46A centralidade da questão metodológica e do lugar da etnografia nas etnografias do digital pode ser reafirmada em Arturo Escobar (2016). A etnografia como via privilegiada para a investigação das múltiplas práticas associadas às tecnologias levou Escobar (2016) a articular a antropologia às ciências da complexidade, oferecendo uma espécie de roteiro para a investigação etnográfica das tecnologias. Dentre as principais contribuições dele naquele momento de fundação do campo estava a proposta de pensar as tecnologias não como exteriores à sociedade, mas como invenções culturais, que emergem de condições particulares ao mesmo tempo que produzem novas condições (Escobar, 2016, p. 22). No entanto, como já mencionado anteriormente sobre a proposta de Escobar (2016) de pensar a tecnologia a partir de uma antropologia da complexidade, Marilyn Strathern (1994) pondera que o complexo não deve ser reduzido à escala ou à oposição ao “simples”. Esse é um ponto central que merece ser reiterado: se a complexidade repousa não sobre os seus efeitos (como o mundo aparenta ser), mas sobre o que produz os efeitos, podemos dizer que não existe vida social que não seja complexa. Sob esse ponto de vista, situar-se sobre as complexidades significa trabalhar na produção e na disposição ao detalhe, em detrimento da escala. Nesse sentido, a definição de cibercultura apresentada por Escobar (2016) parece, na leitura de Strathern (1994), refém do seu impulso de generalização, na medida em que incorpora sob o mesmo rótulo eventos heterogêneos, reunindo tudo que se apresenta como “novo”. Para a autora, se a vida social se move sempre do complexo para o complexo, não há nada que nos possibilite pensar numa pré-cibercultura.

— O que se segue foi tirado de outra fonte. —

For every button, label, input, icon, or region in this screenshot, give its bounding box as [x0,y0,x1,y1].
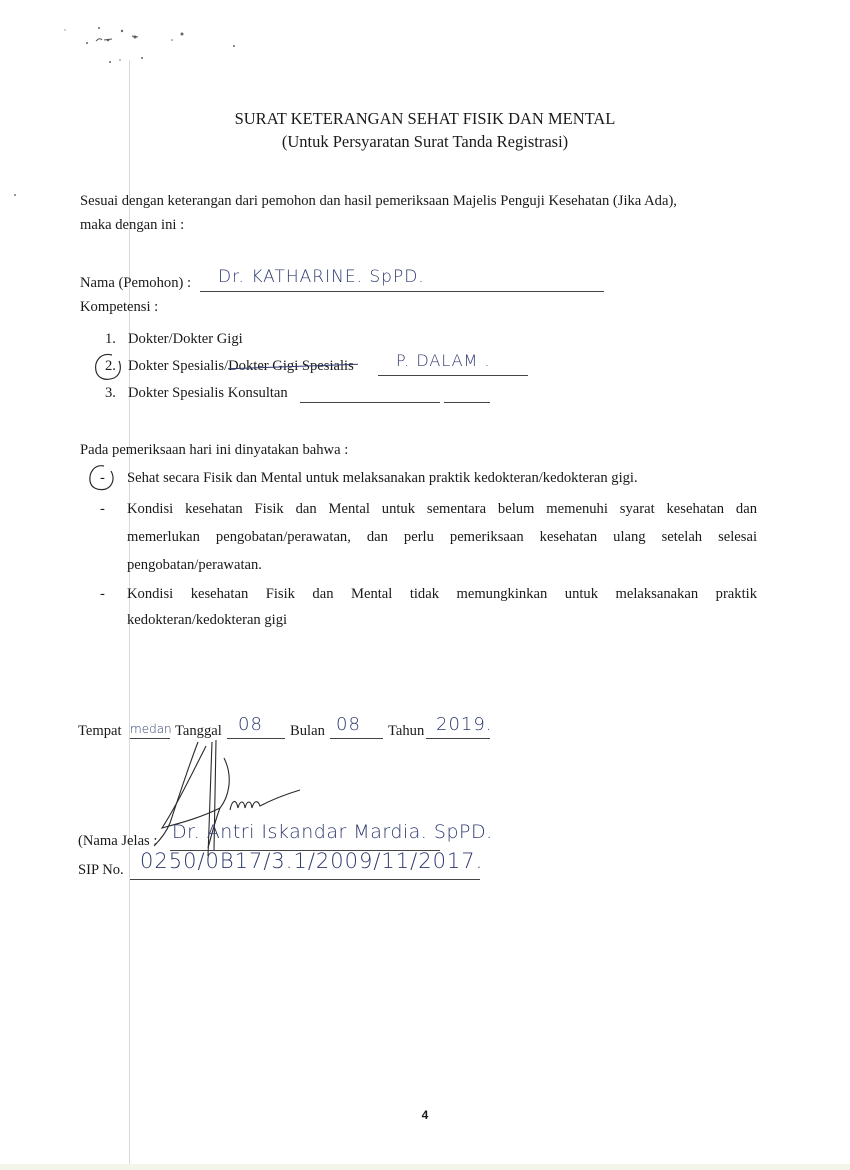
month-underline [330,738,383,739]
statement-2-line-2: memerlukan pengobatan/perawatan, dan per… [127,522,757,552]
competence-option-3-number: 3. [105,384,116,402]
statement-2-line-1[interactable]: Kondisi kesehatan Fisik dan Mental untuk… [127,494,757,524]
applicant-name-field[interactable]: Dr. KATHARINE. SpPD. [218,268,425,286]
year-label: Tahun [388,722,424,740]
sip-number-field[interactable]: 0250/0B17/3.1/2009/11/2017. [140,852,483,870]
scan-speck [10,190,20,200]
year-field[interactable]: 2019. [436,716,493,734]
sip-underline [130,879,480,880]
competence-option-2-label: Dokter Spesialis/ [128,358,228,374]
month-field[interactable]: 08 [336,716,361,734]
place-label: Tempat [78,722,122,740]
statement-2-line-3: pengobatan/perawatan. [127,556,262,574]
competence-option-1-number: 1. [105,330,116,348]
examination-label: Pada pemeriksaan hari ini dinyatakan bah… [80,441,348,459]
place-field[interactable]: medan [130,720,172,738]
document-subtitle: (Untuk Persyaratan Surat Tanda Registras… [0,133,850,151]
statement-1[interactable]: Sehat secara Fisik dan Mental untuk mela… [127,469,638,487]
statement-3-line-1[interactable]: Kondisi kesehatan Fisik dan Mental tidak… [127,579,757,609]
signatory-name-field[interactable]: Dr. Antri Iskandar Mardia. SpPD. [172,823,493,841]
struck-text: Dokter Gigi Spesialis [228,358,354,374]
applicant-underline [200,291,604,292]
competence-option-3[interactable]: Dokter Spesialis Konsultan [128,384,288,402]
intro-line-1: Sesuai dengan keterangan dari pemohon da… [80,192,677,210]
specialty-underline [378,375,528,376]
statement-2-bullet: - [100,500,105,518]
selected-circle-mark [92,352,126,382]
signatory-name-label: (Nama Jelas : [78,832,157,850]
sip-label: SIP No. [78,861,124,879]
statement-3-bullet: - [100,585,105,603]
statement-3-line-2: kedokteran/kedokteran gigi [127,611,287,629]
consultant-underline-a [300,402,440,403]
day-field[interactable]: 08 [238,716,263,734]
scan-edge [0,1164,850,1170]
competence-option-2[interactable]: Dokter Spesialis/Dokter Gigi Spesialis [128,357,354,375]
specialty-field[interactable]: P. DALAM . [396,352,491,370]
page-number: 4 [0,1108,850,1122]
consultant-underline-b [444,402,490,403]
applicant-label: Nama (Pemohon) : [80,274,191,292]
intro-line-2: maka dengan ini : [80,216,184,234]
year-underline [426,738,490,739]
competence-label: Kompetensi : [80,298,158,316]
document-title: SURAT KETERANGAN SEHAT FISIK DAN MENTAL [0,110,850,128]
statement-1-bullet: - [100,469,105,487]
scan-noise [0,0,300,80]
competence-option-1[interactable]: Dokter/Dokter Gigi [128,330,243,348]
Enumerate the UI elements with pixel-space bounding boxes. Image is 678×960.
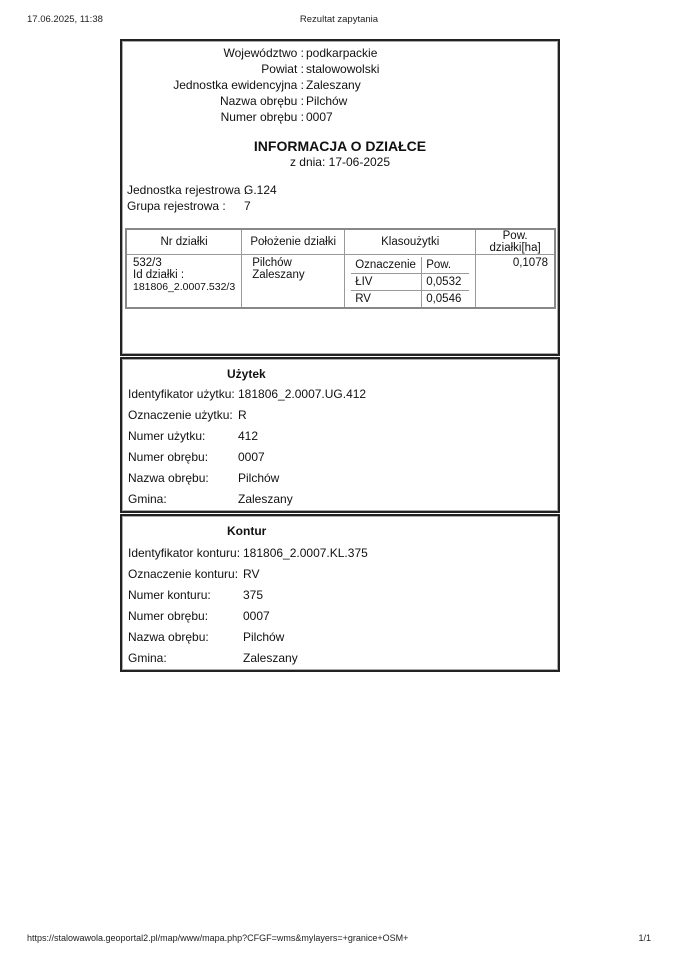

47No debate entre Arturo Escobar e Marilyn Strathern, destaca-se que o estudo antropológico da tecnologia na vida contemporânea deve se aprofundar na complexidade, afastando-se da retórica etnocêntrica e recorrente do “novo”. Seguindo essa perspectiva, Thomas Haigh (2014), ao reexaminar os trabalhos de Nicholas Negroponte e Bruno Latour, argumentou que as previsões de especialistas como Negroponte tendem a ser mais futuristas do que representações da realidade cotidiana, permanecendo no imaginário popular por décadas, influenciadas pela indústria da tecnologia. Haigh (2014) aborda um ponto crucial para a antropologia: a era digital não é marcada pela simples assimilação das novas tecnologias no dia a dia, mas pela transição dessas tecnologias de elementos de um futuro desconhecido para objetos familiares. Assim, enquanto Negroponte antecipava uma ruptura digital, Latour criticava a “visão moderna” que separa natureza, técnica e sociedade, argumentando que “jamais fomos modernos”. Essa discussão é fundamental para entender o desafio de descrever a tecnologia como algo externo, que define “eras” na sociedade humana.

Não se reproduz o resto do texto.